Ao mencionar as fontes documentais em que se baseou, confirma-se a veracidade da narrativa, mediante a citação de documento autêntico, oficial, que alude a uma vida real. O narrador vai, assim, conferir veracidade aos factos narrados, desejando que o leitor o perceba como um cronista que relata factos acontecidos e passíveis de confirmação.

Caracterização do herói S (direta e indireta)

Caracterização direta: Simão António Botelho é um jovem de dezoito anos, “estatura ordinária, cara redonda, olhos castanhos, cabelo e barba preta, vestido de jaqueta de baetão azul, colete de fustão pintado e calça de pano pedrês.”

Caracterização indireta: Se procedermos agora à sua caracterização indireta, podemos constatar que Simão é imaturo, sofredor, especialmente por amor, pois a paixão por Teresa que o consumia é um amor proibido, sendo este vítima inocente do amor.

Frase que sintetiza a vida do herói e a estrutura da obra

A frase “Amou, perdeu-se, e morreu amando” demonstra a ação concentrada e rápida, quase linear, precipitando os acontecimentos para o desenlace. Esta frase sintetiza a vida do herói e a estrutura da obra, refletindo a complexidade e a velocidade da ação.

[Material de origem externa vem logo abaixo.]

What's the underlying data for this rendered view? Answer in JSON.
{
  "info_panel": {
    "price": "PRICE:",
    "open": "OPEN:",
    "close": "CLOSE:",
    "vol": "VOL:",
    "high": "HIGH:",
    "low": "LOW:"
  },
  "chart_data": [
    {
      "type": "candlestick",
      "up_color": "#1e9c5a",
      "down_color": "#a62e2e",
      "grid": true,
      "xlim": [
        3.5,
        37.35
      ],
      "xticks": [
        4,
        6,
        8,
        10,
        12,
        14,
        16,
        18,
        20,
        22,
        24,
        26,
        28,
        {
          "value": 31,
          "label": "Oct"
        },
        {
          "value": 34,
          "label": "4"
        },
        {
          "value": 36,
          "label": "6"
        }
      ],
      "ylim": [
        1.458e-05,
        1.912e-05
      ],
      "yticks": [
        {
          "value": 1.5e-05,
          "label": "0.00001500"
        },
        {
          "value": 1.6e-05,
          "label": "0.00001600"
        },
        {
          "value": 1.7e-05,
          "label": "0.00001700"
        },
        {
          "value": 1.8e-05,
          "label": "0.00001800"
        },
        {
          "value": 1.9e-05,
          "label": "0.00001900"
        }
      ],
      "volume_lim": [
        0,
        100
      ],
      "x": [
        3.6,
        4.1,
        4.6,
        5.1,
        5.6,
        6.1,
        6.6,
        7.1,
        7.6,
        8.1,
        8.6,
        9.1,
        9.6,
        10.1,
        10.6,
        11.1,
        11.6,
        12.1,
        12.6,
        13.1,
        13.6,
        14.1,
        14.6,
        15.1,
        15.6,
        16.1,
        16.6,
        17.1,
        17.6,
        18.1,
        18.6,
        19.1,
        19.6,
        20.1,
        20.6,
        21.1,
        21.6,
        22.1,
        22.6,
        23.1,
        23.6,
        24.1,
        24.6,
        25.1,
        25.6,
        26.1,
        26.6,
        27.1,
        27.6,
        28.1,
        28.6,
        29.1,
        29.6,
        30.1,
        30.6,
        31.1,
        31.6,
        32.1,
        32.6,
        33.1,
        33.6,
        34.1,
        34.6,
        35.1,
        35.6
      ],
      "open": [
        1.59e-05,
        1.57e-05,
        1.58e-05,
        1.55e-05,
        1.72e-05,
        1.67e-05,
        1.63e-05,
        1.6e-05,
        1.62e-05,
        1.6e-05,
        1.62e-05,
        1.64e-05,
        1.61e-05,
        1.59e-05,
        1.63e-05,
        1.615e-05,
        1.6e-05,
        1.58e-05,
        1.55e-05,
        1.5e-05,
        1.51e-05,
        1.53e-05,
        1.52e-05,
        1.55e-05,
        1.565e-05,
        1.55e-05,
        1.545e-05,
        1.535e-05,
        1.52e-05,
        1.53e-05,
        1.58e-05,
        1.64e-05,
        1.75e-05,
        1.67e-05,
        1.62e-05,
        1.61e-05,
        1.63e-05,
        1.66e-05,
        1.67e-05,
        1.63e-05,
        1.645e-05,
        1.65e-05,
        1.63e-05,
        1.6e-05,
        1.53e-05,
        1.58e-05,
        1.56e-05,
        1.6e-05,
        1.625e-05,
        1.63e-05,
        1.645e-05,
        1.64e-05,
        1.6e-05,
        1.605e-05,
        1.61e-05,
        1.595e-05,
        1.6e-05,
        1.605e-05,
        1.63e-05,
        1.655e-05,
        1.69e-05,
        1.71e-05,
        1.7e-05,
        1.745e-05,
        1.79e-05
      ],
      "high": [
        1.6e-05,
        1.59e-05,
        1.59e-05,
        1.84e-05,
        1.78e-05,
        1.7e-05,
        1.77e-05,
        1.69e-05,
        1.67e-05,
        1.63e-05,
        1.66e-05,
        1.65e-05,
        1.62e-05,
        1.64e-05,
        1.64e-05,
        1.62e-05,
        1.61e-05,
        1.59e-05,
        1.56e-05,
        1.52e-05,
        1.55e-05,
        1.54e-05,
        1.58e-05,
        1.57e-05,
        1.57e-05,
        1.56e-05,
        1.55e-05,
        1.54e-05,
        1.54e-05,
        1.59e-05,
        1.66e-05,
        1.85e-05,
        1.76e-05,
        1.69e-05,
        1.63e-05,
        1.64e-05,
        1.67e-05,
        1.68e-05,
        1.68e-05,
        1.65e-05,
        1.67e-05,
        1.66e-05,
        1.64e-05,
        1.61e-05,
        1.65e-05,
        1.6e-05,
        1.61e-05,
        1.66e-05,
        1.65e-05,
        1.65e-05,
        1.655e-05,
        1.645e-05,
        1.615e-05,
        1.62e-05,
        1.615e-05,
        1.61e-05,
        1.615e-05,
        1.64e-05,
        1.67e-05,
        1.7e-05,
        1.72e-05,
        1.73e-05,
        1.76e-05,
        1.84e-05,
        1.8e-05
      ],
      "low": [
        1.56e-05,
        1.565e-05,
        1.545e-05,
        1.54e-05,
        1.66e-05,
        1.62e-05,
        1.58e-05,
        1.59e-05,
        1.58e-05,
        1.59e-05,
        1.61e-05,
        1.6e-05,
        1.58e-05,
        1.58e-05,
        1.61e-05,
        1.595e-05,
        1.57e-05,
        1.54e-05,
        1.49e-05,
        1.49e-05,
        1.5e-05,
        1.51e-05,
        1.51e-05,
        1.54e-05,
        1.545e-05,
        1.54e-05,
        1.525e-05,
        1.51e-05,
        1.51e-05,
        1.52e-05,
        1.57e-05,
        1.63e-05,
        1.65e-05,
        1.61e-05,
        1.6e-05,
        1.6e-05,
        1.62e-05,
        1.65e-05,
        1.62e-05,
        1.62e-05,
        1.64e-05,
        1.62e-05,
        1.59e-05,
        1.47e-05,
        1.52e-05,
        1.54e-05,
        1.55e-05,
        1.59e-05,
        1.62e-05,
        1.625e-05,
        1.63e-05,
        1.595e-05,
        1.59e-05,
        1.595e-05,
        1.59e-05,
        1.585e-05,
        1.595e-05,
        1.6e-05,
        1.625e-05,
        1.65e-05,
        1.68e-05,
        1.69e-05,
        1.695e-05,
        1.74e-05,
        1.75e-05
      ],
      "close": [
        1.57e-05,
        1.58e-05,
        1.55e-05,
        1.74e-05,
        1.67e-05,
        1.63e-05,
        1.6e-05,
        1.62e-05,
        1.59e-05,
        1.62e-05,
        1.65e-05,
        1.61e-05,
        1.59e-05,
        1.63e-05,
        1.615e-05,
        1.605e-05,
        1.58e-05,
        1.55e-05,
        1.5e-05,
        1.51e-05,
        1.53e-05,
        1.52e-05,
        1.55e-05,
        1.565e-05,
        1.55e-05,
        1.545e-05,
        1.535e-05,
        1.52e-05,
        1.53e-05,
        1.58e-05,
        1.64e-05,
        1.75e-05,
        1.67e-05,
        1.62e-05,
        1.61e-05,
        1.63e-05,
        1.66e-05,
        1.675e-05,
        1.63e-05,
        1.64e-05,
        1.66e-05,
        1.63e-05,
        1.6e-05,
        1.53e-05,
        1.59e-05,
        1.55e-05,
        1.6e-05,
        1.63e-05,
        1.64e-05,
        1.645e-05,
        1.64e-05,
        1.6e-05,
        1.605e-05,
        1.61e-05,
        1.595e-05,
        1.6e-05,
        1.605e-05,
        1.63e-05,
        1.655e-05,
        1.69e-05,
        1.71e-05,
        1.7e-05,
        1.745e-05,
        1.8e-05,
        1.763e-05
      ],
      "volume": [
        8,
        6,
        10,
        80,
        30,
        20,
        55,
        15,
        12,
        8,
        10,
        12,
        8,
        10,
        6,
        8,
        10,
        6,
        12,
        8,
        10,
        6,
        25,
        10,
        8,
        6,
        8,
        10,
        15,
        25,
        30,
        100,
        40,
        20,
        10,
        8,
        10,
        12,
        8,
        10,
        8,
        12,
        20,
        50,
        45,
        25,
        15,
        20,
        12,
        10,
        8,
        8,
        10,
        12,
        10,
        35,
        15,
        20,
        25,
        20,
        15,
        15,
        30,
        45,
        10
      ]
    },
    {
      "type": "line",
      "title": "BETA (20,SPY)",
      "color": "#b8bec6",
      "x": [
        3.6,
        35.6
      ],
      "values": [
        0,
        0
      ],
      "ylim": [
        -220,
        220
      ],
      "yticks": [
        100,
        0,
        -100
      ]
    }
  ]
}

Forma como é feita a apresentação do herói

O herói é percepcionado como uma vítima do amor, sentimento pelo qual lutou e que o conduziu a um desfecho trágico, sendo desculpabilizado pelo narrador.

Narrador

É um narrador heterodiegético; no entanto, não é completamente ausente, uma vez que expõe os seus juízos de valor, dá a sua opinião e, por sua vez, espera a compaixão do leitor face ao relatado. Mostra-se ainda incrédulo relativamente a esta situação tão triste, tendo, por isso, um carácter memorialista:

Folheando os livros de antigos assentamentos no cartório das cadeiras da Relação do Porto, li, nos das entradas dos presos desde 1803 a 1805, a folhas 232.

Assim sendo, este intervém diretamente na ação: “o doloroso sobressalto que me causam aquelas linhas, de propósito procuradas, elidas com amargura e respeito e, ao mesmo tempo, ódio”, estabelecendo-se uma cumplicidade entre leitor e narratário: “o leitor decerto se compungia; e a leitora, se lhe dissessem em menos de uma linha de história aqueles 18 anos, choraria”.

Reação dos leitores ao lerem a história de S

De um modo geral, quer o leitor quer a leitora ficaram surpreendidos com a história de S. O leitor ficaria perplexo e enternecido; a leitora, mesmo que só lhe contassem um bocadinho da história, choraria.

Explicação dos motivos que levaram à produção da obra

Camilo Castelo Branco escreveu Amor de Perdição devido à existência, num livro de antigos assentamentos, no cartório das cadeiras da Relação do Porto, de um auto que dita a prisão de S. Botelho, familiar (tio) do autor.